Wednesday 24 October 2012

Cabin Fever

I've been in this compound for three weeks now, with brief excursions to the shops, a Saturday afternoon walk and a trip to a Turkish restaurant where we shared no common language with any of the waiting staff.  Meanwhile on my doorstep is Sulaimaniyah, whose throbbing nightlife Lonely Planet urges travellers to visit before the hordes arrive.

Soon I will be living in a windowless house in Baghdad so I should probably save a post called Cabin Fever for then, but at least then I won't have a sixth floor balcony looking out over town.  Just over the compound fence is Sarchinar football club.  When I watch their Friday afternoon game from my balcony I am reminded of the Far Side cartoon where a cat presses itself against a window through which two trucks have collided and spilled their contents.  The trucks are labelled Bob's Assorted Rodents and Al's Small Flightless Birds.

Venue for Friday's game: Rodents v Birds
Someone else who was desperate to get out was one of my colleagues, who has a hilarious story about his passage to England to seek asylum about a decade ago.  He made the channel crossing sitting on the  roof of the driver's cabin of a lorry, absolutely motionless for 13 hours to avoid detection.  Before his asylum hearing he'd been advised to pretend to speak no English, on the absurd basis that he must have been undeclared in Britain for months in order to learn it.  He duly starred at the judge and shrugged when asked any questions, but his cover was blown when the judge spotted him reading what she was writing down and she threw his case out.  He spent two more years in London, having further adventures, mostly in the pizza restaurant business.  Maybe I'll write more about him later.

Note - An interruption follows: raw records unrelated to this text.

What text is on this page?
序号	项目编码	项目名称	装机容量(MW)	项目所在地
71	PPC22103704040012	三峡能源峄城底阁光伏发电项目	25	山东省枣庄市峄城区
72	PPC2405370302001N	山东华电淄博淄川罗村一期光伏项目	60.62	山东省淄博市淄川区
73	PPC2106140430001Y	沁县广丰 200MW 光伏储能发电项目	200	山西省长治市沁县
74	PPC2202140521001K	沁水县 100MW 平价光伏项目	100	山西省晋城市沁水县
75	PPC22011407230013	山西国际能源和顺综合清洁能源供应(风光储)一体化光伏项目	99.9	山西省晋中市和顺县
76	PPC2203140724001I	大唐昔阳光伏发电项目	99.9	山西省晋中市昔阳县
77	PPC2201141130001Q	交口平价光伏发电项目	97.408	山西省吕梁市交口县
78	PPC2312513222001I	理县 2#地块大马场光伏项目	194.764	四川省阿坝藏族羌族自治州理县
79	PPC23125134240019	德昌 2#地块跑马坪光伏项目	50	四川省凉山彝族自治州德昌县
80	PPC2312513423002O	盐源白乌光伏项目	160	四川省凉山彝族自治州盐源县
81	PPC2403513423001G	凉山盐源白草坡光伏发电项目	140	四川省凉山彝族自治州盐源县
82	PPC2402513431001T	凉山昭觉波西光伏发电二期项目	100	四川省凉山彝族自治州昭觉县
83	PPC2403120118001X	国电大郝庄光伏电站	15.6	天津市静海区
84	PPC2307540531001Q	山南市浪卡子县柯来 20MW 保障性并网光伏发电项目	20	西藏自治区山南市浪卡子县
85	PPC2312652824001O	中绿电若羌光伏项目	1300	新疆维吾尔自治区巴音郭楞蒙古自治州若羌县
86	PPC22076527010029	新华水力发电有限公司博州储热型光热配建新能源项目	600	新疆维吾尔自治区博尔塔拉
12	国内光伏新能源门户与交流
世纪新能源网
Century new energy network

I did get out last week to register as a resident of Kurdistan.  You are supposed to have a blood test to see if you are HIV positive and intend to share it with the locals, but for some reason they took one look at me and waived this requirement.  If I thought hard enough I could probably think of a reason to be offended.  I have an ID card that makes me look rather fat and incredibly smug.